«Le candidat issu de la primaire du PS ne servira à rien. Si Manuel Valls l’emporte, une grande partie des électeurs traditionnels du Parti socialiste voteront pour moi. Et si Arnaud Montebourg se qualifie, je ne négocierai rien».

Devant plusieurs médias européens dont «Le Temps», Jean-Luc Mélenchon a brossé sans concessions le tableau de la confrontation présidentielle à venir. Pas question, pour le candidat de la gauche radicale âgé de 65 ans, de s’écarter du chemin qui est le sien, conforté par les sondages qui lui accordent pour l’heure entre 12 et 14% au premier tour de la présidentielle française: «Il reste un socle de gens qui voteront à gauche quoi qu’il arrive et c’est ceux-là que je veux rassembler. Ceux qui croient, au sein du PS, que je viendrai me mettre la corde au cou une fois la primaire citoyenne achevée se trompent lourdement. Au contraire. La réalité est que la clarification politique va me profiter. Le quinquennat Hollande a tout fait exploser».

Expérience d’une campagne réussie

La question de l’attitude de Jean-Luc Mélenchon est décisive dans les calculs électoraux socialistes. Le candidat de la «France Insoumise», lancé dans la course présidentielle depuis février 2016, a l’avantage d’avoir le soutien de l’électorat communiste, et d’avoir l’expérience d’une campagne réussie en 2012, avec 11% des voix au premier tour, même si les enquêtes d’opinion l’avaient longtemps crédité d’un score plus élevé.

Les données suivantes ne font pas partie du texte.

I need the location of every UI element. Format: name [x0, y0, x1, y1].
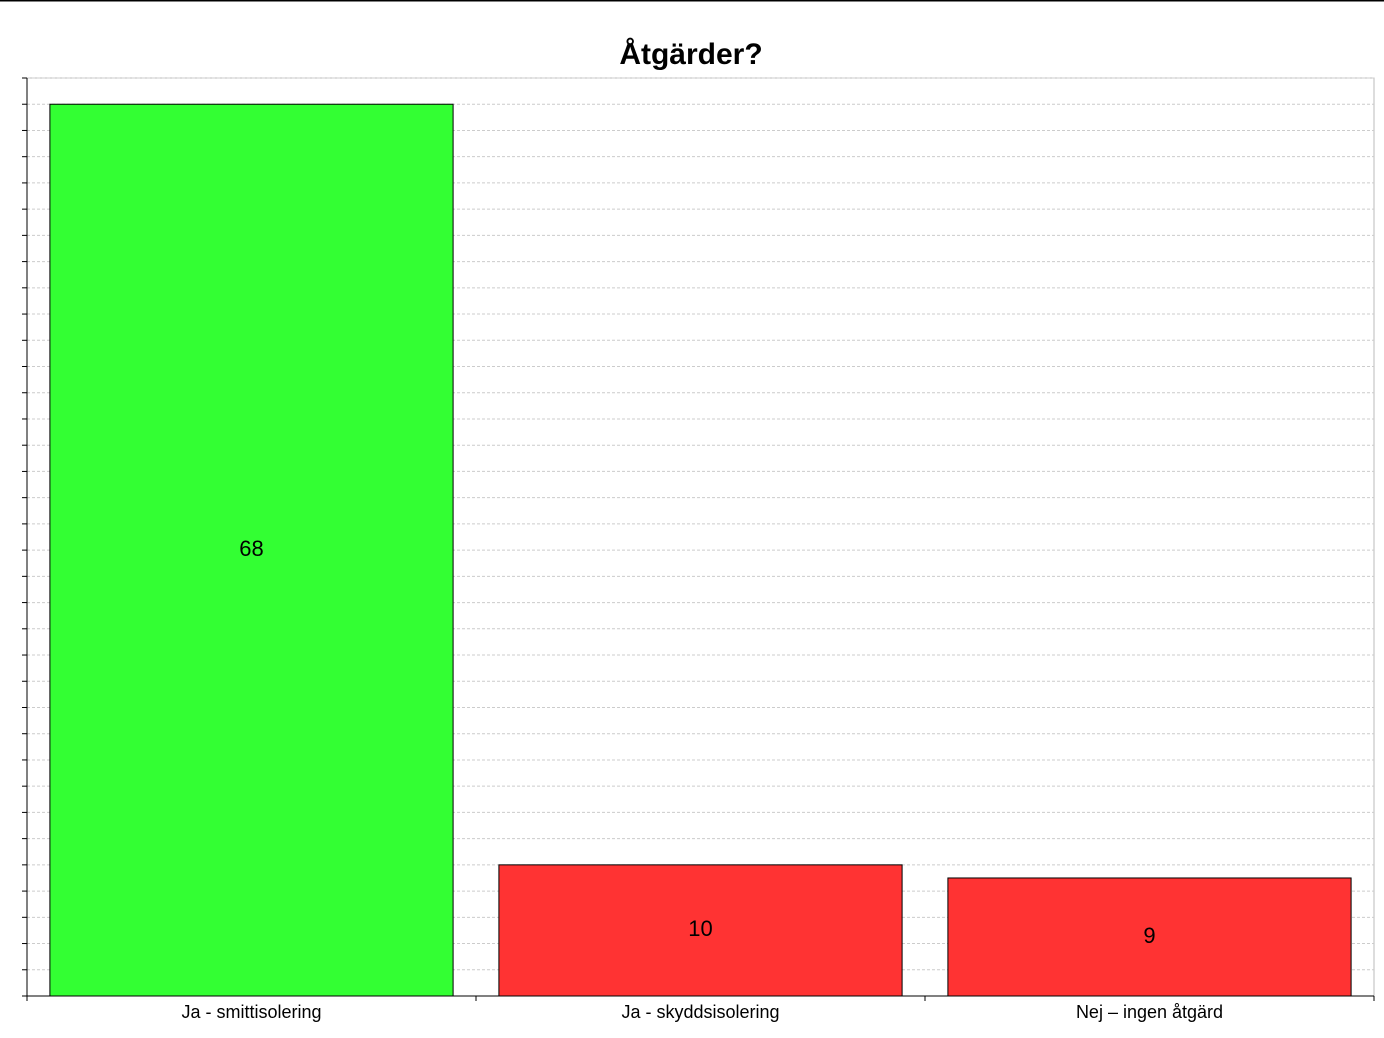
x-tick-label: Nej – ingen åtgärd: [1076, 1002, 1223, 1022]
value-label: 68: [239, 536, 263, 561]
bar: [49, 103, 454, 997]
x-tick-label: Ja - skyddsisolering: [621, 1002, 779, 1022]
value-label: 9: [1143, 923, 1155, 948]
bar: [947, 877, 1352, 997]
chart-title: Åtgärder?: [619, 38, 762, 71]
bar: [498, 864, 903, 997]
x-tick-label: Ja - smittisolering: [181, 1002, 321, 1022]
value-label: 10: [688, 916, 712, 941]
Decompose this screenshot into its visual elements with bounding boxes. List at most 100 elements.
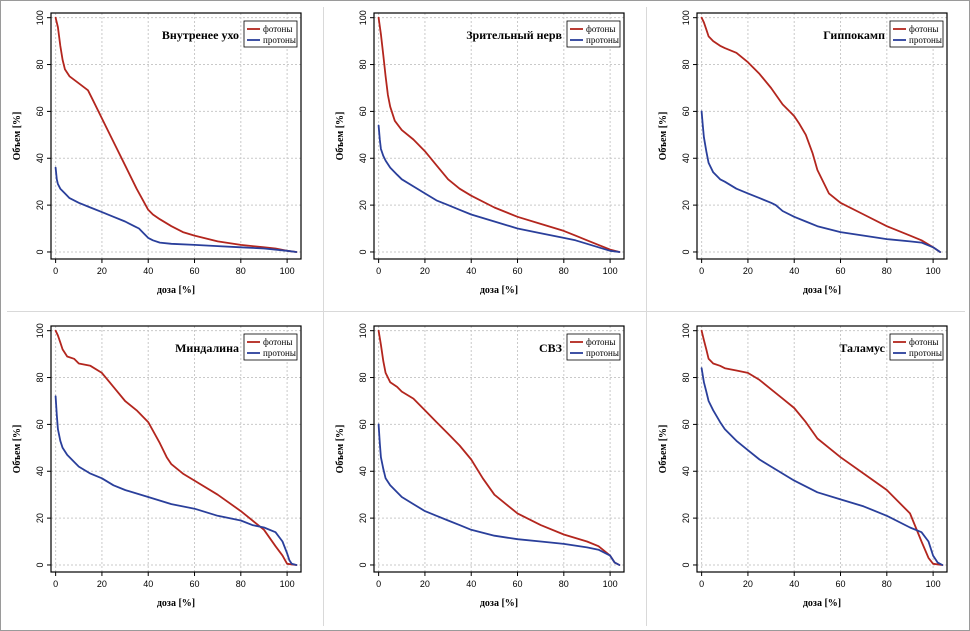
y-tick-label: 0 (681, 249, 691, 254)
y-tick-label: 0 (358, 249, 368, 254)
x-tick-label: 0 (699, 266, 704, 276)
protons-line (54, 395, 298, 566)
y-tick-label: 20 (358, 200, 368, 210)
x-tick-label: 20 (743, 579, 753, 589)
legend-label: протоны (263, 35, 296, 45)
y-tick-label: 0 (681, 562, 691, 567)
horizontal-divider (7, 311, 965, 312)
x-tick-label: 80 (882, 266, 892, 276)
x-tick-label: 80 (559, 266, 569, 276)
legend-label: фотоны (909, 24, 938, 34)
y-tick-label: 40 (358, 466, 368, 476)
legend-box (243, 20, 298, 48)
chart-title: Внутренее ухо (162, 28, 239, 42)
plot-frame (373, 12, 625, 260)
x-tick-label: 60 (513, 266, 523, 276)
x-axis-label: доза [%] (803, 285, 841, 296)
y-tick-label: 80 (358, 373, 368, 383)
x-tick-label: 0 (53, 266, 58, 276)
y-tick-label: 100 (358, 10, 368, 25)
y-tick-label: 80 (681, 60, 691, 70)
grid-lines (374, 13, 624, 259)
x-tick-label: 40 (143, 266, 153, 276)
x-tick-label: 100 (926, 579, 941, 589)
y-axis-label: Объем [%] (12, 425, 23, 474)
x-tick-label: 0 (376, 579, 381, 589)
x-tick-label: 40 (143, 579, 153, 589)
chart-panel-svz: 0 20 40 60 80 100 0 20 40 60 80 100 доза [%] Объем [%… (324, 314, 647, 629)
grid-lines (374, 326, 624, 572)
x-tick-label: 100 (280, 266, 295, 276)
grid-lines (51, 326, 301, 572)
x-tick-label: 60 (513, 579, 523, 589)
x-tick-label: 80 (882, 579, 892, 589)
y-tick-label: 60 (681, 419, 691, 429)
x-tick-label: 60 (190, 579, 200, 589)
y-tick-label: 80 (35, 373, 45, 383)
plot-frame (373, 325, 625, 573)
plot-frame (50, 12, 302, 260)
x-tick-label: 40 (789, 266, 799, 276)
y-axis-label: Объем [%] (335, 425, 346, 474)
x-tick-label: 20 (97, 579, 107, 589)
x-tick-label: 0 (53, 579, 58, 589)
grid-lines (697, 13, 947, 259)
legend-label: протоны (909, 348, 942, 358)
y-tick-label: 60 (35, 419, 45, 429)
y-tick-label: 40 (681, 466, 691, 476)
legend-box (243, 333, 298, 361)
y-tick-label: 40 (35, 153, 45, 163)
photons-line (700, 329, 944, 566)
y-axis-label: Объем [%] (12, 112, 23, 161)
photons-line (377, 16, 621, 253)
x-tick-label: 100 (603, 579, 618, 589)
chart-panel-amygdala: 0 20 40 60 80 100 0 20 40 60 80 100 доза [%] Объем [%… (1, 314, 324, 629)
legend-label: фотоны (909, 337, 938, 347)
x-tick-label: 60 (836, 266, 846, 276)
legend-label: фотоны (263, 337, 292, 347)
plot-frame (696, 325, 948, 573)
x-axis-label: доза [%] (480, 285, 518, 296)
x-tick-label: 100 (603, 266, 618, 276)
x-tick-label: 80 (559, 579, 569, 589)
x-tick-label: 40 (466, 266, 476, 276)
x-tick-label: 40 (789, 579, 799, 589)
chart-panel-hippocampus: 0 20 40 60 80 100 0 20 40 60 80 100 доза [%] Объем [%… (647, 1, 970, 316)
protons-line (377, 124, 621, 253)
y-tick-label: 80 (358, 60, 368, 70)
x-tick-label: 80 (236, 579, 246, 589)
chart-panel-optic-nerve: 0 20 40 60 80 100 0 20 40 60 80 100 доза [%] Объем [%… (324, 1, 647, 316)
protons-line (700, 367, 944, 566)
vertical-divider-left (323, 7, 324, 626)
x-tick-label: 0 (699, 579, 704, 589)
photons-line (700, 16, 942, 253)
chart-title: Миндалина (175, 341, 239, 355)
photons-line (54, 16, 298, 253)
legend-label: протоны (263, 348, 296, 358)
chart-svg-optic-nerve: 0 20 40 60 80 100 0 20 40 60 80 100 доза [%] Объем [%… (335, 10, 625, 296)
y-axis-label: Объем [%] (658, 425, 669, 474)
y-tick-label: 60 (681, 106, 691, 116)
legend-box (566, 333, 621, 361)
protons-line (700, 110, 942, 253)
legend-label: фотоны (263, 24, 292, 34)
x-tick-label: 20 (97, 266, 107, 276)
y-tick-label: 20 (35, 200, 45, 210)
chart-svg-amygdala: 0 20 40 60 80 100 0 20 40 60 80 100 доза [%] Объем [%… (12, 323, 302, 609)
y-tick-label: 20 (681, 513, 691, 523)
y-tick-label: 100 (35, 323, 45, 338)
x-tick-label: 20 (743, 266, 753, 276)
y-tick-label: 60 (358, 419, 368, 429)
y-tick-label: 0 (358, 562, 368, 567)
chart-svg-inner-ear: 0 20 40 60 80 100 0 20 40 60 80 100 доза [%] Объем [%… (12, 10, 302, 296)
y-axis-label: Объем [%] (335, 112, 346, 161)
y-tick-label: 20 (681, 200, 691, 210)
chart-svg-hippocampus: 0 20 40 60 80 100 0 20 40 60 80 100 доза [%] Объем [%… (658, 10, 948, 296)
y-axis-label: Объем [%] (658, 112, 669, 161)
legend-label: протоны (586, 348, 619, 358)
x-tick-label: 0 (376, 266, 381, 276)
protons-line (54, 166, 298, 253)
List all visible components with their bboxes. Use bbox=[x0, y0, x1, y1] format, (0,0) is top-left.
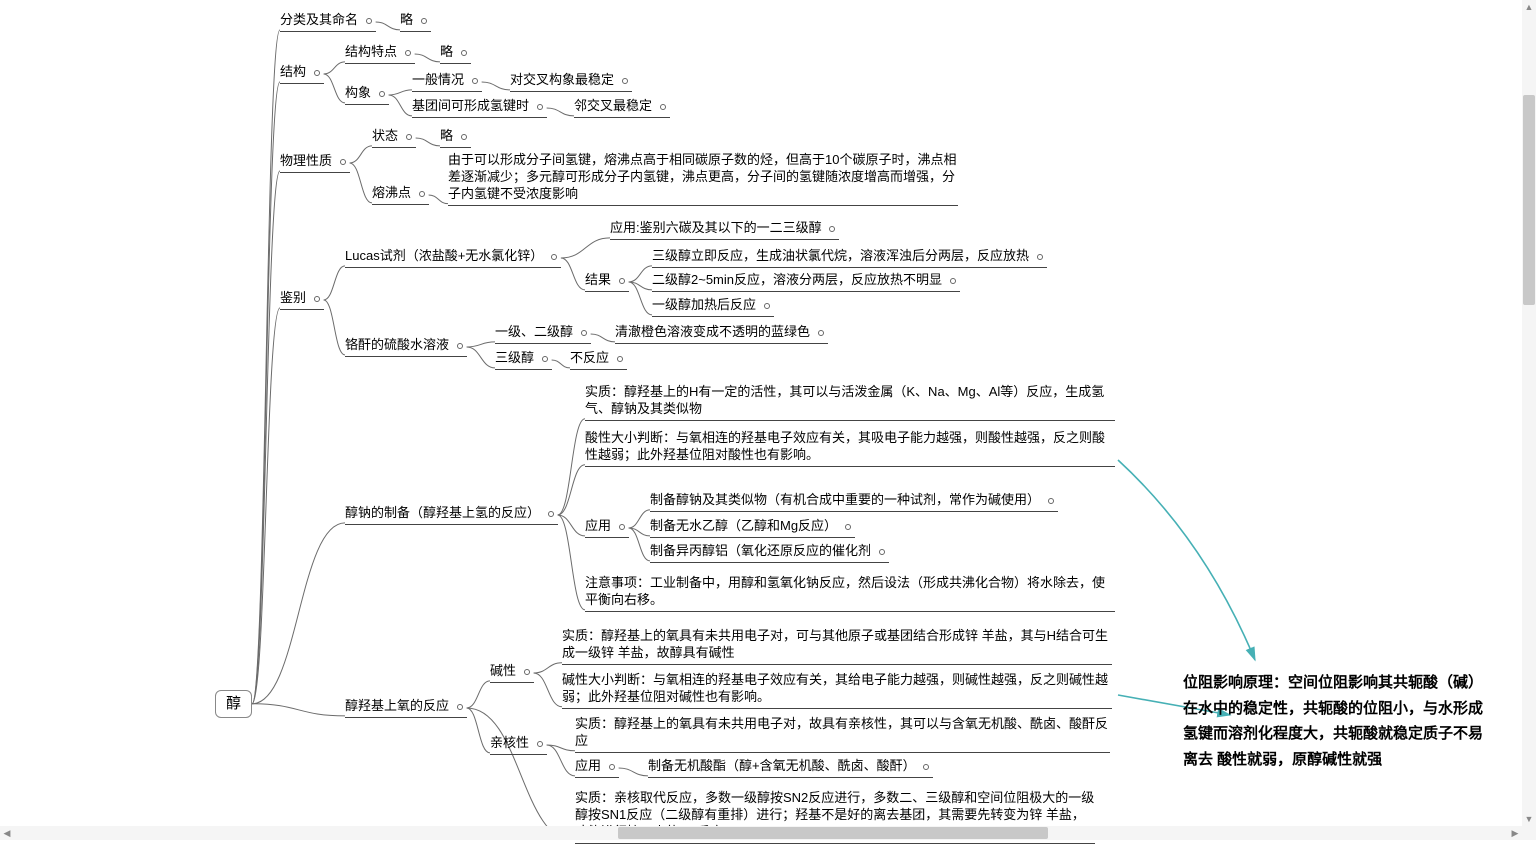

L’intéressé, qui affirme avoir déjà recueilli les 500 signatures d’élus indispensables, renvoie d’ailleurs dans les cordes ses détracteurs qui l’accusent de risquer de faire perdre la gauche au premier tour le 23 avril 2017: «Ces calculs ne riment à rien car nous avions cinq candidats de gauche (Hollande, Mélenchon, l’écologiste Eva Joly et les candidats d’extrême gauche Philippe Poutou et Nathalie Arthaud) en 2012 et François Hollande l’a emporté. Cette fois, vu les difficultés de l’extrême gauche et des Verts – dont le candidat Yannick Jadot a été désigné en novembre 2016 – à obtenir les parrainages, nous serons peut-être même moins nombreux. Rien n’est donc fait. Ceux qui ont démoralisé la gauche durant ces cinq dernières années n’ont aucune leçon à me donner».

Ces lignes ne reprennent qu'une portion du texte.